Combs testified that Mays said White grabbed the top of the chair Johnson was sitting in, moved the chair upward and backward until Johnson fell on the ground, then began patting him down frantically.

Mays called police and reported the crime as an accidental shooting.

“Mr. White did go outside the residence for awhile, but was back in the residence when police arrived,” Combs said.

Combs said Johnson and White were in Jenkins “for the purpose of distributing and selling crack cocaine.” He said Johnson was said to have had “a substantial amount of cash” ranging from $7,000 to $8,000 on him at one time.

“No substantial drugs or money (were) found in the house by police,” said Combs.

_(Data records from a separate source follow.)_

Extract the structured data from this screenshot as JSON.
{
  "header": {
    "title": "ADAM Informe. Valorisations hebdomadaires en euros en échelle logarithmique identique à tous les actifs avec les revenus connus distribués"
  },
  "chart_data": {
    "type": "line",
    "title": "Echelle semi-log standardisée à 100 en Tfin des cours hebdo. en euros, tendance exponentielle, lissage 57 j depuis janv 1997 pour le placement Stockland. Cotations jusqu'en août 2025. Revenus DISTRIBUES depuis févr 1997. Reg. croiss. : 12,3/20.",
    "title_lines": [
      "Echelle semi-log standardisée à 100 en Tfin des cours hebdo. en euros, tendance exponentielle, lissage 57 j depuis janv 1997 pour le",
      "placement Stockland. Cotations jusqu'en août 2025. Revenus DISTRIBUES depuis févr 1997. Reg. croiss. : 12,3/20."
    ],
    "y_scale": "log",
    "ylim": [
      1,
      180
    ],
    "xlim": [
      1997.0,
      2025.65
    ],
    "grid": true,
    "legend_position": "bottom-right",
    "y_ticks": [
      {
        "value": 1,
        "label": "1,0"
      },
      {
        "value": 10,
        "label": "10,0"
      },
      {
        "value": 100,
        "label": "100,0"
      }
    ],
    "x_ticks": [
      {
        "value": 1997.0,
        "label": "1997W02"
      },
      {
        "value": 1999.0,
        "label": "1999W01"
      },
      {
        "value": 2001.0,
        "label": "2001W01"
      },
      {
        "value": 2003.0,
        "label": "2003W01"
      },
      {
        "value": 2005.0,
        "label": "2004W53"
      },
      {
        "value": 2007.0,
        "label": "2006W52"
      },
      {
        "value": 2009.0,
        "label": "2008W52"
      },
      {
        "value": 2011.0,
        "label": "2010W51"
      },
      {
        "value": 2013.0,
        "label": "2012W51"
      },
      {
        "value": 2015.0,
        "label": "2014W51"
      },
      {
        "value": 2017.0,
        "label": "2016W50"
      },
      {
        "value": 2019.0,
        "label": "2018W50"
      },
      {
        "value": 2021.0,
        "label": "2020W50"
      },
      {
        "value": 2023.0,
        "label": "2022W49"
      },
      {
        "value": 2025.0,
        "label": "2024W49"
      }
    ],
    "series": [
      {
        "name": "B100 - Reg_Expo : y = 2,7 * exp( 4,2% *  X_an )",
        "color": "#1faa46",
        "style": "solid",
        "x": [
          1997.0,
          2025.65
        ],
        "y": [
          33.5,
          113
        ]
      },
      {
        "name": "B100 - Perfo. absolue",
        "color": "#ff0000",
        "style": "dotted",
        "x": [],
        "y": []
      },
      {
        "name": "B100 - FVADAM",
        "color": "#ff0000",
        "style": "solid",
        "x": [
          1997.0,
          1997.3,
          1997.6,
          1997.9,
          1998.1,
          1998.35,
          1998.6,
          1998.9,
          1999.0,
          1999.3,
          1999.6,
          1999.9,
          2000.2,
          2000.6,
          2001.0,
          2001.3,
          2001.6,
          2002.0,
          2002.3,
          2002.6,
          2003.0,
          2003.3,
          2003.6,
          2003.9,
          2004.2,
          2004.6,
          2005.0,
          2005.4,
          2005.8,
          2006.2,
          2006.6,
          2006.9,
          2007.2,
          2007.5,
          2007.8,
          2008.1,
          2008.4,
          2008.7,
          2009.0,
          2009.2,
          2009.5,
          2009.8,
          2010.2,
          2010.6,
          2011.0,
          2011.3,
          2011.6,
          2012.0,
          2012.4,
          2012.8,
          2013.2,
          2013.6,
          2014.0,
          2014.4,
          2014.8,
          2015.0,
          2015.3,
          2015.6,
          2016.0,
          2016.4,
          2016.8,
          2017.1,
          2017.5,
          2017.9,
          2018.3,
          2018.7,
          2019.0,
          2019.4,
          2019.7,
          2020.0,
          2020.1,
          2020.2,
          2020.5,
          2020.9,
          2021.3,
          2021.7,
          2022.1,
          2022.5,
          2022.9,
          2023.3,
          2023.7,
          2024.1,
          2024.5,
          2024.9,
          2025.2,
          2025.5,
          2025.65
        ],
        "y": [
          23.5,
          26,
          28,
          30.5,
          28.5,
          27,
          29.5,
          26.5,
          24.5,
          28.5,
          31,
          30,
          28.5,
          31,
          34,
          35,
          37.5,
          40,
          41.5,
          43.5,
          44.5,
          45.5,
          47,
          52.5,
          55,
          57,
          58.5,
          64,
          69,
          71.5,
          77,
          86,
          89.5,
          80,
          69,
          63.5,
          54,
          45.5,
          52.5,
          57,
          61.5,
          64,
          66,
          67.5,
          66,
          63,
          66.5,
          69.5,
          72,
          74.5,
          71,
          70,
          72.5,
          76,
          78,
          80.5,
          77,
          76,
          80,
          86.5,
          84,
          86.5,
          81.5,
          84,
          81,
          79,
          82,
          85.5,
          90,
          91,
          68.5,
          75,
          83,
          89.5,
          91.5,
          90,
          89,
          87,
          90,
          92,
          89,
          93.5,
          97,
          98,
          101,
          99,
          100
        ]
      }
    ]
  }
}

Police did find a 9-millimeter handgun hidden under clothing in one of the bedrooms of the trailer. Combs testified that Blair said he saw White bury the gun outside the residence in leaves, remove it and then place it in another location.

“White had been seen with the handgun during his stay,” said Combs.

Jenkins police found a Winchester shell casing. The bullet which killed Johnson was recovered and is being analyzed by a crime lab and Combs said looking at the bullet visually it is consistent with a 9-millimeter. Combs testified that White had a Winchester live round in his pocket.

White declined Combs’s request to take gunshot residue samples and told Combs he hadn’t done anything and didn’t understand why the request was necessary. White also claimed his right to have an attorney present during questioning. A search warrant was later issued to obtain gunshot residue samples from White. Similar samples were also taken from Mays, Blair and David Wyatt, who was also inside the home at the time of the shooting.

Wyat t ’ s late mother owned the home, but Combs said authorities are still not sure who owns the double-wide now.

Letcher District Judge Kevin R. Mullins ruled at last week’s hearing there was enough probable cause to send the case on to the Letcher County Grand Jury for further action. White is still being held in Letcher County Jail without bond.

Combs said White has a “lengthy” criminal history dating back to 1994 in New York. He also has misdemeanor and felony charges in Georgia as well as a prior felony conviction out of Pike County for criminal possession of a forged instrument on March 29, 2010.

White was charged in similar forged instrument case in Letcher County, where he was accused of forging a $497 check at Food City in Whitesburg after presenting a fake Kentucky driver’s license and a fake Social Security card under the name of Jamar Brown on Sept. 23, 2009.

Combs is still investigating the murder case.